Для наглядности князь выложил на скатерти крест из двух вилок и двух ножей, сходившихся к судку со специями, который изображал государя.
— Вот это, — Феликс показал на одну из вилок, — семья. Теперь ведь все в сборе…
С началом войны провинившимся великим князьям было высочайше разрешено приехать в Россию. После многолетней заграничной ссылки вернулся государев дядя — отец Дмитрия, великий князь Павел Александрович. Император пожаловал ему чин генерала от кавалерии и сделал своим генерал-адъютантом.
Помилования дождался и великий князь Михаил: государь простил ему женитьбу в Австрии на пепельноволосой Наталье Вульферт. Специально для Михаила Александровича из лихих кавказских джигитов создали Дикую дивизию, которой он теперь командовал, наводя ужас на врага.
— Это семья, которая перестала видеть в Ники императора, — жёстко заключил Юсупов. — Потому что сейчас России нужен другой… И не надо на меня так смотреть. Ты сам прекрасно это знаешь! Или не ты ездил его уговаривать?
Первые полтора года войны во главе армии стоял великий князь Николай Николаевич. Он постепенно забирал в руки всё бóльшую власть, распространяя её с фронтов на прифронтовые районы, а потом и глубже в тыл. Дошло до того, что Грозный Дядя, как его прозвали, начал вызывать к себе в Ставку императорских министров для доклада. А то и просто издавал государственные распоряжения, минуя правительство.

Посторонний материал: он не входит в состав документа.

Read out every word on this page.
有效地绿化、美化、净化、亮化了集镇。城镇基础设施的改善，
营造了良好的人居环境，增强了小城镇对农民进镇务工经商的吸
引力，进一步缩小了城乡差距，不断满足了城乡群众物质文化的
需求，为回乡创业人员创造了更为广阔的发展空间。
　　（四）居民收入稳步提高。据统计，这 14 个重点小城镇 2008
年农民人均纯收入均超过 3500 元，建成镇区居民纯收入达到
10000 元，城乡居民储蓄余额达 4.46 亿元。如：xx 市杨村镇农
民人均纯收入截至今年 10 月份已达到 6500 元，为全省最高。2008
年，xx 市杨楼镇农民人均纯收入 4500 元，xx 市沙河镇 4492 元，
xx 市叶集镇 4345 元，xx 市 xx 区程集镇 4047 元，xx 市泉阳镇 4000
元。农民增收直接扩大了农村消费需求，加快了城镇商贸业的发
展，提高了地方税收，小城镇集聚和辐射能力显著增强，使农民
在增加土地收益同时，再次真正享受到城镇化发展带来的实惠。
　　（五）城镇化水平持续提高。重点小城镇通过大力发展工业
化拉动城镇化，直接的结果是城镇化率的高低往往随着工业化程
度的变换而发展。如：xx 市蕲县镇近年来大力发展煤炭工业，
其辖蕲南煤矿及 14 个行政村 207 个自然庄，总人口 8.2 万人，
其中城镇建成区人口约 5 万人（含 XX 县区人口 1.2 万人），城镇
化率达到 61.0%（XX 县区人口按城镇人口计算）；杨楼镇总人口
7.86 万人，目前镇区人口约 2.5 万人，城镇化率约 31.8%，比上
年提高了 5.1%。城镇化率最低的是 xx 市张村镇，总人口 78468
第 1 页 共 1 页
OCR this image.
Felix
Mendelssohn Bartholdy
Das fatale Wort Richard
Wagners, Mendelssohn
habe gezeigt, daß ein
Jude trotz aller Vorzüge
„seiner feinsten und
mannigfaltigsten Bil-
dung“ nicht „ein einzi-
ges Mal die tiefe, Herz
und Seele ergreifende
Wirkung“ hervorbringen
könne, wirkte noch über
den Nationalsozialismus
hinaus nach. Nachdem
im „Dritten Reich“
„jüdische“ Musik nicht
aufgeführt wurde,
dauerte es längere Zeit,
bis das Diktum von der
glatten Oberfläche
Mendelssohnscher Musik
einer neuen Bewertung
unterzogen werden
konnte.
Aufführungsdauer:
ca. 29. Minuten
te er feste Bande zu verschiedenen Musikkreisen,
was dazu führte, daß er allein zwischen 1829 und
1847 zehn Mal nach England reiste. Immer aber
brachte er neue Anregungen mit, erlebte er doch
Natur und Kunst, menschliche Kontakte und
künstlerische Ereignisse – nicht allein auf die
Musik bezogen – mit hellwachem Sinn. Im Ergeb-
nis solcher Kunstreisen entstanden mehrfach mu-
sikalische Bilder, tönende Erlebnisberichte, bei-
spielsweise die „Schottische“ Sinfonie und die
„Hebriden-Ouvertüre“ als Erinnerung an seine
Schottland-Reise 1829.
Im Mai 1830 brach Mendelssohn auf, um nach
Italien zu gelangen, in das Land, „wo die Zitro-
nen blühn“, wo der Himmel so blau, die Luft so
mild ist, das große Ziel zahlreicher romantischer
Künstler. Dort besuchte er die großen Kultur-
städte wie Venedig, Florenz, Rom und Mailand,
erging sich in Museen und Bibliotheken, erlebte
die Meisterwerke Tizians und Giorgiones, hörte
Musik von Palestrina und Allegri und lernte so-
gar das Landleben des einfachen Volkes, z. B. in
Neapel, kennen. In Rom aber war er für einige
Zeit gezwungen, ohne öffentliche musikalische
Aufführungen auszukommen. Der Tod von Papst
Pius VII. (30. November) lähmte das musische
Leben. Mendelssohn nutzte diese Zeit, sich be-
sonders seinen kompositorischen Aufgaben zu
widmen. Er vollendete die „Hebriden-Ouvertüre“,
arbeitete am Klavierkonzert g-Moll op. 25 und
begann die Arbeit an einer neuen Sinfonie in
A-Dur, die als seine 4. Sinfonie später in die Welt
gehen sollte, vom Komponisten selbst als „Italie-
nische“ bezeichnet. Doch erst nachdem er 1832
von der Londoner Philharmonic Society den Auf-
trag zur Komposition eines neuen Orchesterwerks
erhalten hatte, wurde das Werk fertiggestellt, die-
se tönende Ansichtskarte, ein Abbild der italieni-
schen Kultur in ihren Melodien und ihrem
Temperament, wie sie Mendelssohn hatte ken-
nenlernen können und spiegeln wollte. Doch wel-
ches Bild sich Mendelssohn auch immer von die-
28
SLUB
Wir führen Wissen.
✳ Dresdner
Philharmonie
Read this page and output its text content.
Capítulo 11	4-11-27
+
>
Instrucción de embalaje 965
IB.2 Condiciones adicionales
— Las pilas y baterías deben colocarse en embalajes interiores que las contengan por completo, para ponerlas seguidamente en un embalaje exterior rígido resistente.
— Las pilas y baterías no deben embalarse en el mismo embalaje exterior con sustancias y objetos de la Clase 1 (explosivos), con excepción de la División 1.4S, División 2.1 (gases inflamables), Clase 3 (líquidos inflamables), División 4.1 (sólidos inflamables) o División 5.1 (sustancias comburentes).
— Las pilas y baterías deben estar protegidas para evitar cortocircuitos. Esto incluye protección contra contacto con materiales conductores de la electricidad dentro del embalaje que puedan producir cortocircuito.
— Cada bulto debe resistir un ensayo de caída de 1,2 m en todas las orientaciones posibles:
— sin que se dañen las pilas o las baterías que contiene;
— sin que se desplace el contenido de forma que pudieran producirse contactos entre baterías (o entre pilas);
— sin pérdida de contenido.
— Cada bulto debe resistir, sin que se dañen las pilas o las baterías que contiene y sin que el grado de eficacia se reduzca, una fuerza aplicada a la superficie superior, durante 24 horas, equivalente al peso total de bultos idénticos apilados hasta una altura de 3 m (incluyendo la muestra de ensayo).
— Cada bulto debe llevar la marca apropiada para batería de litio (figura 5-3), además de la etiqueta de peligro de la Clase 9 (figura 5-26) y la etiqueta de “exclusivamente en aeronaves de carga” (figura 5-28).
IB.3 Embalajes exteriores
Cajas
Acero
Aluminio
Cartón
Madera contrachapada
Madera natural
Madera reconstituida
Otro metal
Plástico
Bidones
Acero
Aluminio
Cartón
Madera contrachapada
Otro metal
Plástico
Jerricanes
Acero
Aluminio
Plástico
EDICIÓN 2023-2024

Великий князь явно увлёкся, и летом пятнадцатого года император решил сам стать Верховным главнокомандующим, сместив дядю. Об этом узнали в Ставке. Дмитрий Павлович на специальном поезде отправился к Ники, чтобы уговорить кузена одуматься. Семья и высшие офицеры были напуганы: в мировой войне гвардейский полковник — не лучшая замена генералиссимусу.
После обеда они вышли в бильярдную. Государь внимательно выслушал Дмитрия Павловича, потом долго благодарил. Наконец, растроганные до слёз кузены обнялись и отправились в покои императрицы. Не было сомнений, что после прочувствованного разговора всё в войсках останется по-прежнему…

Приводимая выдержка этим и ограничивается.